Spark-Streaming 总结
官方文档
http://spark.apache.org/docs/1.6.2/streaming-programming-guide.html
概述
Spark Streaming类似于Apache Storm,用于流式数据的处理。根据其官方文档介绍,Spark Streaming有高吞吐量和容错能力强等特点。Spark Streaming支持的数据输入源很多,例如:Kafka、Flume、Twitter、ZeroMQ和简单的TCP套接字等等。数据输入后可以用Spark的高度抽象原语如:map、reduce、join、window等进行运算。而结果也能保存在很多地方,如HDFS,redis, hbise数据库等。另外Spark Streaming也能和MLlib(机器学习)以及Graphx完美融合。
Spark Strraming 示意图展示
可以看出Spark Streaming只是做了中间对数据的处理的部分。
可以看出spark生态圈中有相互支持的组件,在计算时可以相互整合,大大的增加开发的效率与能力。
什么是DStream
Discretized Stream是Spark Streaming的基础抽象,代表持续性的数据流和经过各种Spark原语操作后的结果数据流。在内部实现上,DStream是一系列连续的RDD来表示。每个RDD含有一段时间间隔内的数据,如下图:
对数据的操作也是按照RDD为单位来进行的
计算过程由Spark engine来完成
1-1) 、DStream相关操作
DStream上的原语与RDD的类似,分为Transformations(转换)和Output Operations(输出)两种,此外转换操作中还有一些比较特殊的原语,如:updateStateByKey()、transform()以及各种Window相关的原语。

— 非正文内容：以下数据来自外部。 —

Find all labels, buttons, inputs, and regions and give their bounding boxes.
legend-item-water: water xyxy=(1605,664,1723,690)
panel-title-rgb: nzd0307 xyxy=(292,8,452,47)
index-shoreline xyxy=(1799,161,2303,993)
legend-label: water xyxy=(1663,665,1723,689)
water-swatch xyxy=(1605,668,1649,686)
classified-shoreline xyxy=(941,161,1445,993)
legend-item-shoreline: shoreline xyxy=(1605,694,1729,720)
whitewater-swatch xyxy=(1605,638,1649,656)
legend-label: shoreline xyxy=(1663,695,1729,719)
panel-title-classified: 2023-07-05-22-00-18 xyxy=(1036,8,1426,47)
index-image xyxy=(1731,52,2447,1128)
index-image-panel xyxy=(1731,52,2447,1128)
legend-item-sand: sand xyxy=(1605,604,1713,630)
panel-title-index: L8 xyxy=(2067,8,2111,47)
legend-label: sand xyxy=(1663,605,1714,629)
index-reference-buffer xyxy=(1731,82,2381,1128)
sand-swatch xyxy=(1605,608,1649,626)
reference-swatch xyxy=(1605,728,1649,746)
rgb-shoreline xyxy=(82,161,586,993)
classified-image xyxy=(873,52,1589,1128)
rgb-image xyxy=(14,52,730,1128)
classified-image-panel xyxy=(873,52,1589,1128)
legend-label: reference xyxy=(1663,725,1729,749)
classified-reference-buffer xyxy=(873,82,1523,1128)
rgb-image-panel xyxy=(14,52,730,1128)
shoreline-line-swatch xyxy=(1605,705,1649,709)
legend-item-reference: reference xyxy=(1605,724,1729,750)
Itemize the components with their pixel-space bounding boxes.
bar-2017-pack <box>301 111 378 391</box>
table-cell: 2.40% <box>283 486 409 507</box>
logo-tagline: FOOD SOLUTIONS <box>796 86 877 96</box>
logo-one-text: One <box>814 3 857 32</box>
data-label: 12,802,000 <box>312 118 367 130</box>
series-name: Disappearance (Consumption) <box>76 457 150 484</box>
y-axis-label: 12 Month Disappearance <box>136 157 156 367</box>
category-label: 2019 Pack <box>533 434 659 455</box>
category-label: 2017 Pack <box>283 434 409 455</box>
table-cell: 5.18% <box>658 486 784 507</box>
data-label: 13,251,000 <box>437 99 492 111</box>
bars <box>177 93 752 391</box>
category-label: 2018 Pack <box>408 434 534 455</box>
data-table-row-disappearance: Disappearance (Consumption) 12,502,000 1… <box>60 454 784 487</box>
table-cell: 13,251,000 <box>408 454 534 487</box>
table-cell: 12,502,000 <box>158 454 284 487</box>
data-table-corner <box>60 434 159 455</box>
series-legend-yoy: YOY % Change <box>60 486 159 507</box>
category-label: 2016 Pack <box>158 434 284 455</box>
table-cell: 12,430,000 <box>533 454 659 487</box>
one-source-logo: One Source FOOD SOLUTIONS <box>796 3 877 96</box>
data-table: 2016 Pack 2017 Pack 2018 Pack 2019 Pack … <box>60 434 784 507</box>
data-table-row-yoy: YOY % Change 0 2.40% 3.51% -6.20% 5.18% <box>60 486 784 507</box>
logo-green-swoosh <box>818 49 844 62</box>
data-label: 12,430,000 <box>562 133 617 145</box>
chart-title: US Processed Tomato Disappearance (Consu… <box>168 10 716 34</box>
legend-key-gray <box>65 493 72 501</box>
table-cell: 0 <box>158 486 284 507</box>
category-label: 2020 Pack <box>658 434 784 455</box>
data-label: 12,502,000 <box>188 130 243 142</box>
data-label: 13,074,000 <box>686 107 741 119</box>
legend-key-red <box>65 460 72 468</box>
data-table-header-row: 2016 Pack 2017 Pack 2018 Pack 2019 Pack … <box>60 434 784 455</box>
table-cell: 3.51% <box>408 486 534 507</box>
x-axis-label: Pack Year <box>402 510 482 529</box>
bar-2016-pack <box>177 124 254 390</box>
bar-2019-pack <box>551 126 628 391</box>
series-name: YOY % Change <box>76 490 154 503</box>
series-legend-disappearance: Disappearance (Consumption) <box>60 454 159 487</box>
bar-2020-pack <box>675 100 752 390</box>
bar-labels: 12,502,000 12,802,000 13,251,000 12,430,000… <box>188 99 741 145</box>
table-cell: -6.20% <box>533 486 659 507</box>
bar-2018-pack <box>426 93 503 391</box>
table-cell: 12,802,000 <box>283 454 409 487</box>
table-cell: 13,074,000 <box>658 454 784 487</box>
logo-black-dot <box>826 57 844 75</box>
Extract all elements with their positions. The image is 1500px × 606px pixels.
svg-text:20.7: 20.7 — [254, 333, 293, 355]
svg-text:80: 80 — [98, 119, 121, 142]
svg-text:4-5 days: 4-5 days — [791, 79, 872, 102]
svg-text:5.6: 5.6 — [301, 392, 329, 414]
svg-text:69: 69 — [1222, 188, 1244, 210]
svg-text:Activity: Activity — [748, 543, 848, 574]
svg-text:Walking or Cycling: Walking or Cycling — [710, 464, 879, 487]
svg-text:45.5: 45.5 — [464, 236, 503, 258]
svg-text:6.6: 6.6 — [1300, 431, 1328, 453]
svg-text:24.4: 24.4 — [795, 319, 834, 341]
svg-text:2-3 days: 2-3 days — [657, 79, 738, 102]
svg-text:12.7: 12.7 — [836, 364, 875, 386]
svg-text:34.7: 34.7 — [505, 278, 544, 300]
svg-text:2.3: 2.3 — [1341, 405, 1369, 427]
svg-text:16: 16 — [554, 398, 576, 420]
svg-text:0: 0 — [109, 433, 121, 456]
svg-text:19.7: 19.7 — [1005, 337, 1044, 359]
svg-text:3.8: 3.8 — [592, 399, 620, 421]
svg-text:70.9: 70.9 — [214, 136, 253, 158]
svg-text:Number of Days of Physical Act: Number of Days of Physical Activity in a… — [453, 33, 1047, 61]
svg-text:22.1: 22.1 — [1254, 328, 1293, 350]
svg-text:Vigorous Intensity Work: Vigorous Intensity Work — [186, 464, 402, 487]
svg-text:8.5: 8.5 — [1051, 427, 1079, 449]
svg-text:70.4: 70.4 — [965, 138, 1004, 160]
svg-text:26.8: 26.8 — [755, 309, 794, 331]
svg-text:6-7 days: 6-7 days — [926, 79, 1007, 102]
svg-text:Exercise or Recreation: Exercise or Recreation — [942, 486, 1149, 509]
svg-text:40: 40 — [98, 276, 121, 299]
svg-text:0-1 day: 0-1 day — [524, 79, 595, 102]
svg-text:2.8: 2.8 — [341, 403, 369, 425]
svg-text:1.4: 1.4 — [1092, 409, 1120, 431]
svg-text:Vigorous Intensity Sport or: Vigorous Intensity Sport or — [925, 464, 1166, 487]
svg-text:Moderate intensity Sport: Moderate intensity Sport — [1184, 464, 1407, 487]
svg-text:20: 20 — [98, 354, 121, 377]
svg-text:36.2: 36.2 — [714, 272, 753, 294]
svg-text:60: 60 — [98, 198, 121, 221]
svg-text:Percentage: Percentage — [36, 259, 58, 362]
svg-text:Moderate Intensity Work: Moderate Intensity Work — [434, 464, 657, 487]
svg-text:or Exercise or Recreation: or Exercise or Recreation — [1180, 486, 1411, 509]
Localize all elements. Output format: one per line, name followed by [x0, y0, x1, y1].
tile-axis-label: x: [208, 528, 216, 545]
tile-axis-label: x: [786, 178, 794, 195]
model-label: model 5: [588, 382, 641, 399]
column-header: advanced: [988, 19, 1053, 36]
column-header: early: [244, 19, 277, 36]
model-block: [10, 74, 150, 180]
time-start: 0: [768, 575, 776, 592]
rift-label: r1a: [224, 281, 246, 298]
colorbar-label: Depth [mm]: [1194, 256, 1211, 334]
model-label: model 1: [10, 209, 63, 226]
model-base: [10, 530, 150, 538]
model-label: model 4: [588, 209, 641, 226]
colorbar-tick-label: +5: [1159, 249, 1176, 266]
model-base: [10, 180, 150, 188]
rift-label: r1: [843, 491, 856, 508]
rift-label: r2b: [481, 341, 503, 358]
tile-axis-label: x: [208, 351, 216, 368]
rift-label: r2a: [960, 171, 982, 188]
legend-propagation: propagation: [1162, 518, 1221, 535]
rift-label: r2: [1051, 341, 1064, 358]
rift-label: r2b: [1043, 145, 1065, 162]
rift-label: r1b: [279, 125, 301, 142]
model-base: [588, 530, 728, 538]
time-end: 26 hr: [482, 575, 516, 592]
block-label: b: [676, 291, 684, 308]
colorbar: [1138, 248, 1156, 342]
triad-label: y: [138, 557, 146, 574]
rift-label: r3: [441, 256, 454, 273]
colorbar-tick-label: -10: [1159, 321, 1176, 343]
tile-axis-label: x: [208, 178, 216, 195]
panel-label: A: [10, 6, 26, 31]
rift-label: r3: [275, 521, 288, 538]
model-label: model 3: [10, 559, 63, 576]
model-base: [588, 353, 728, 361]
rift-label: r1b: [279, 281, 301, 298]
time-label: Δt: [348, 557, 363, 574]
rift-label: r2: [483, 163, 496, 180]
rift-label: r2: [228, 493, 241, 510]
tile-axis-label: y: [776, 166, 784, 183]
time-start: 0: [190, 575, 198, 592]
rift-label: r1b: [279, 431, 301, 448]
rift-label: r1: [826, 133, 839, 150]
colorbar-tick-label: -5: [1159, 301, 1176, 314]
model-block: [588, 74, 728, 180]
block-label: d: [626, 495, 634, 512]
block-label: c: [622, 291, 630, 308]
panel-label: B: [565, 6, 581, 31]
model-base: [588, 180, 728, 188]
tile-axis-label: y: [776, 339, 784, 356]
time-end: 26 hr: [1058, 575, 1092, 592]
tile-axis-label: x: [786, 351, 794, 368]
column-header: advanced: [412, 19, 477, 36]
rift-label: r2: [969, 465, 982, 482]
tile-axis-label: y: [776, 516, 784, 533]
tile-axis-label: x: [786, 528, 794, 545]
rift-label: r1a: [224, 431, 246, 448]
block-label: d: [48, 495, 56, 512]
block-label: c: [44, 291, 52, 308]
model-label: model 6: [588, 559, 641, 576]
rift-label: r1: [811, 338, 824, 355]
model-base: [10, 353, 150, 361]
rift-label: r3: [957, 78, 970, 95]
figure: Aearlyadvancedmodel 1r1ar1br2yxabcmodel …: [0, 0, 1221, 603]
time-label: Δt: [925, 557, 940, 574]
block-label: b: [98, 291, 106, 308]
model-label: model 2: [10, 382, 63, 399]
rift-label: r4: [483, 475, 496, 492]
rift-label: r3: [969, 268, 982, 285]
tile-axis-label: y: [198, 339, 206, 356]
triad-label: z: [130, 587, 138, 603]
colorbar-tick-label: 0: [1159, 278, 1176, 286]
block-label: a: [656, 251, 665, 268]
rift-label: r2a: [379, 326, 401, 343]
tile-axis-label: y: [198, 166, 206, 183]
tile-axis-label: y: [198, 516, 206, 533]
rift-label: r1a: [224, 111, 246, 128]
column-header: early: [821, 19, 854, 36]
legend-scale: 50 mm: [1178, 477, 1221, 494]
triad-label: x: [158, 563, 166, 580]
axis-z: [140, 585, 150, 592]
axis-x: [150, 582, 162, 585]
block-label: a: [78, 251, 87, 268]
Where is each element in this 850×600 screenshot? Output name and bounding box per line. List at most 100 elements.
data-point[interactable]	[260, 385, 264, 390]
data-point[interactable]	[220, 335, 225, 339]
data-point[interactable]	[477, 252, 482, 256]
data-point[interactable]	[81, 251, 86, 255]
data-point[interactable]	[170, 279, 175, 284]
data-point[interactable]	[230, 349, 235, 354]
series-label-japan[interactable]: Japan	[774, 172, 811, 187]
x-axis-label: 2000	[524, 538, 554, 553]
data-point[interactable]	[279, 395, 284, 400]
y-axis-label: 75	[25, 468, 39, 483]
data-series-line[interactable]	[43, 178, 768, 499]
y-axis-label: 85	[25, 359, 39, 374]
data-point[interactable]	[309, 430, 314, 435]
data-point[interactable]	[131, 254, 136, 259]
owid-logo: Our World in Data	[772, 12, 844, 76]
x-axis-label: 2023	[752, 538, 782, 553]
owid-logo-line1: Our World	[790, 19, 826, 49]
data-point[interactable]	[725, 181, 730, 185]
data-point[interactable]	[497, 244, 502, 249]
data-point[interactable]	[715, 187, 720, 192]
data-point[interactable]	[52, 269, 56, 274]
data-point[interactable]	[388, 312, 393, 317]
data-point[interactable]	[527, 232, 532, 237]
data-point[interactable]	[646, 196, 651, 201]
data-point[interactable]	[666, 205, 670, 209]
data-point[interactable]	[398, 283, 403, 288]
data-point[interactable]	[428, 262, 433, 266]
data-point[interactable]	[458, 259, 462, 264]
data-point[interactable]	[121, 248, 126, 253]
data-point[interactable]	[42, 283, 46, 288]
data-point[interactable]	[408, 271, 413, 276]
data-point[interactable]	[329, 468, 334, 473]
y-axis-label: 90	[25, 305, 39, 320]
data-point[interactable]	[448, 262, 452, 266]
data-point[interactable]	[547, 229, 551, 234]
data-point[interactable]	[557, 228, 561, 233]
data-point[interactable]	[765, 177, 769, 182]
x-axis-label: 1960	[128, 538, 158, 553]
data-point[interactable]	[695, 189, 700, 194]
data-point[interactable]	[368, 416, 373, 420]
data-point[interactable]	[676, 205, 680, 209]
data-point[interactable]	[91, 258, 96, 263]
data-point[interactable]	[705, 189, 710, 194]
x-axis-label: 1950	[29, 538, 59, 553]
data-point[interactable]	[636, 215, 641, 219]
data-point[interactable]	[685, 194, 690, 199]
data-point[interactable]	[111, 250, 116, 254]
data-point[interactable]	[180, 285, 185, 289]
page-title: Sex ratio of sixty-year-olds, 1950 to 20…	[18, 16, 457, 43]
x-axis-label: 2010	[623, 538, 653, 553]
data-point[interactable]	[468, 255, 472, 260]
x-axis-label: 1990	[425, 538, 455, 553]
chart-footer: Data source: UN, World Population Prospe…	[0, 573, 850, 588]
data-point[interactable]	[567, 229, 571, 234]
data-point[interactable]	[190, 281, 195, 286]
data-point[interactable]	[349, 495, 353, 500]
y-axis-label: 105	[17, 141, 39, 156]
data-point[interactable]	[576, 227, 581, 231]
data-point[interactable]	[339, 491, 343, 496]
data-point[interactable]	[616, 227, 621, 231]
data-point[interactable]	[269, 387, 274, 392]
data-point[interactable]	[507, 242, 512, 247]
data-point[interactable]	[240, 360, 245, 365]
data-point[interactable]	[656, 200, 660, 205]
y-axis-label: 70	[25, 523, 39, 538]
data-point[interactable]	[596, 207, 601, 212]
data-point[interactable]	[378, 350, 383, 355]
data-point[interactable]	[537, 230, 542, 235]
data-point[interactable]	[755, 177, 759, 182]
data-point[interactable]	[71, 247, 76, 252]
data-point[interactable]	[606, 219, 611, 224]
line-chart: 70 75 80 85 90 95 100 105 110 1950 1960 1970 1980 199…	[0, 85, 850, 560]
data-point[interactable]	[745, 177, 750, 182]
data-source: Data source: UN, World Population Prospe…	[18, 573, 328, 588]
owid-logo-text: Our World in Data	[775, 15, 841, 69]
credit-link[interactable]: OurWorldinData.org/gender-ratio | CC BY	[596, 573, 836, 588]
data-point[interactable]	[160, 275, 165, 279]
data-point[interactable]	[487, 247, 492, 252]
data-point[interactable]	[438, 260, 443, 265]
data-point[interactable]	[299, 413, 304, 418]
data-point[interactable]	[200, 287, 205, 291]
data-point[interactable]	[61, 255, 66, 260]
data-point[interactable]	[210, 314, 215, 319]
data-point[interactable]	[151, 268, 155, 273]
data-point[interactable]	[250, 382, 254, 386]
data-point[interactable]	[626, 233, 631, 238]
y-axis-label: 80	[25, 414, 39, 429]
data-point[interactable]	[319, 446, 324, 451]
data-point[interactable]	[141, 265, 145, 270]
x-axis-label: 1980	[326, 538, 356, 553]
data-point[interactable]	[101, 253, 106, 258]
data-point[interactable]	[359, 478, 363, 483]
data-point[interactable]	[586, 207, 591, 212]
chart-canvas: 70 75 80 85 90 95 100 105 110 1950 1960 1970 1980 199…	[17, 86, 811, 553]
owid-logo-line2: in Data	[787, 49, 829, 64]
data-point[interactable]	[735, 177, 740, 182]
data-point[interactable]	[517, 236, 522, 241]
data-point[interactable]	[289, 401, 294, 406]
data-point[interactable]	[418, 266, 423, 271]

1-2)、Transformations on DStreams
reduce(func) | Return a new DStream of single-element RDDs by aggregating the elements in each RDD of the source DStream using a function func (which takes two arguments and returns one). The function should be associative so that it can be computed in parallel. |
countByValue() | When called on a DStream of elements of type K, return a new DStream of (K, Long) pairs where the value of each key is its frequency in each RDD of the source DStream. |
reduceByKey(func, [numTasks]) | When called on a DStream of (K, V) pairs, return a new DStream of (K, V) pairs where the values for each key are aggregated using the given reduce function. Note: By default, this uses Spark's default number of parallel tasks (2 for local mode, and in cluster mode the number is determined by the config property spark.default.parallelism) to do the grouping. You can pass an optional numTasks argument to set a different number of tasks. |
join(otherStream, [numTasks]) | When called on two DStreams of (K, V) and (K, W) pairs, return a new DStream of (K, (V, W)) pairs with all pairs of elements for each key. |
cogroup(otherStream, [numTasks]) | When called on a DStream of (K, V) and (K, W) pairs, return a new DStream of (K, Seq[V], Seq[W]) tuples. |
transform(func) | Return a new DStream by applying a RDD-to-RDD function to every RDD of the source DStream. This can be used to do arbitrary RDD operations on the DStream. |
updateStateByKey(func) | Return a new "state" DStream where the state for each key is updated by applying the given function on the previous state of the key and the new values for the key. This can be used to maintain arbitrary state data for each key. |
1-3) 、特殊的Transformations
- UpdateStateByKey Operation
UpdateStateByKey原语用于记录历史记录,上文中Word Count示例中就用到了该特性。若不用UpdateStateByKey来更新状态,那么每次数据进来后分析完成后,结果输出后将不在保存
- Transform Operation
Transform原语允许DStream上执行任意的RDD-to-RDD函数。通过该函数可以方便的扩展Spark API。此外,MLlib(机器学习)以及Graphx也是通过本函数来进行结合的。
- Window Operations
Window Operations有点类似于Storm中的State,可以设置窗口的大小和滑动窗口的间隔来动态的获取当前Steaming的允许状态
reduceByKeyAndWindow(_+_,_-_, Seconds(6), Seconds(10)) 传递了两个函数,对性能进行了优化,主要是获取了之前的数据,在进行下一个计算,提高了运算的效率与速度。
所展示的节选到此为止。